With a few notable exceptions (Heavy Rain, for one), we've had 12 months of safe sequels since I started Mass Effect 2, and the year's left me relatively cold. I adored Assassin's Creed: Brotherhood, and I had no trouble letting myself be swept along by Call of Duty: Black Ops and Halo: Reach. And even though I thought it was disappointingly staid, I still play FIFA 11 every day. But while advances have been stark in many areas of the games industry in 2010, especially motion control, I don't think they have among our core blockbusters, which have played it so safe that we predicted the five best-selling games for Christmas weeks in advance.

Ah, Frog Guy. (I do wish you could rename the characters like the old days.)

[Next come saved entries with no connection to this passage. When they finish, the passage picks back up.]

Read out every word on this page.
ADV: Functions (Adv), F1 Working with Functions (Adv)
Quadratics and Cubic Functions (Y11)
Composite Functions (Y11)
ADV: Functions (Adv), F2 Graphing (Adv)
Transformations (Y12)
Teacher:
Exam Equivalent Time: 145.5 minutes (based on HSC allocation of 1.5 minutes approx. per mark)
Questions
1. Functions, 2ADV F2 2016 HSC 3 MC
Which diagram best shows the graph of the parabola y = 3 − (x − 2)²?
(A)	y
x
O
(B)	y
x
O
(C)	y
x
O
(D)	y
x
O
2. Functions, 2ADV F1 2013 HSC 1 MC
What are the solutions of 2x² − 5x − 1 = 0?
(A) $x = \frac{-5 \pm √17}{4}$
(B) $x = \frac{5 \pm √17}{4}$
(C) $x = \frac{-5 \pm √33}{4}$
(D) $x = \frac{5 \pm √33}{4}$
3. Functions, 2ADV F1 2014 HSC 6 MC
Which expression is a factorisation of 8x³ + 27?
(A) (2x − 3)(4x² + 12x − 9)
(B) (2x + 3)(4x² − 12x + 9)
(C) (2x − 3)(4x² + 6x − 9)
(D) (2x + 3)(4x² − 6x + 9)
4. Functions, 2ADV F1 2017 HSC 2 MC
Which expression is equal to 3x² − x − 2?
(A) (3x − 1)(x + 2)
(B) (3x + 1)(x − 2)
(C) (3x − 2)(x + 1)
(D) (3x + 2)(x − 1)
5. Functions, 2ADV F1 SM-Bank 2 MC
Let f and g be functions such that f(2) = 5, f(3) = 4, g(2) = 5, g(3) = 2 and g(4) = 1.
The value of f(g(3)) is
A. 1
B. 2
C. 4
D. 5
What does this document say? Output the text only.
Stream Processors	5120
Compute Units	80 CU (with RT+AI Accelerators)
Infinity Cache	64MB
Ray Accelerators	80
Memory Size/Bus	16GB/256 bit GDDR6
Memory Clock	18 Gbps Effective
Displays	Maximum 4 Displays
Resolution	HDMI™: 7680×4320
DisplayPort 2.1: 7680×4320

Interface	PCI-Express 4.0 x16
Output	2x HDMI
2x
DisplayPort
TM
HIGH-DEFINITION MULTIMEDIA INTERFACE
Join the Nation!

Mass Effect 2 is probably as guilty as anything else released this year of playing it safe. The things it changed may be bold in the context of its overly complicated predecessor, but it sticks doggedly to the BioWare funnel of RPG design: big thing happens, go find some dudes, big thing happens, maybe go shopping occasionally. And you're still exploring those conversation trees because eventually you might get to see the chick from Chuck grinding herself against your body armour in spectacularly unerotic fashion.

But still it turns out my favourite game of the year was also my first game of the year - and rather like Fable III, which I also enjoyed more than it perhaps deserved - it's the universe that won me over. Looking back on what I said when I gave Mass Effect 2 a whopping 10/10 in January, I'm drawn to one particular pretentiously written comment above all others: "Space is every bit as mythological and diverse as the old worlds of high fantasy to which RPGs are so frequently and unimaginatively confined, but in space it's rather more difficult to predict what you will encounter." Bring on the Reapers.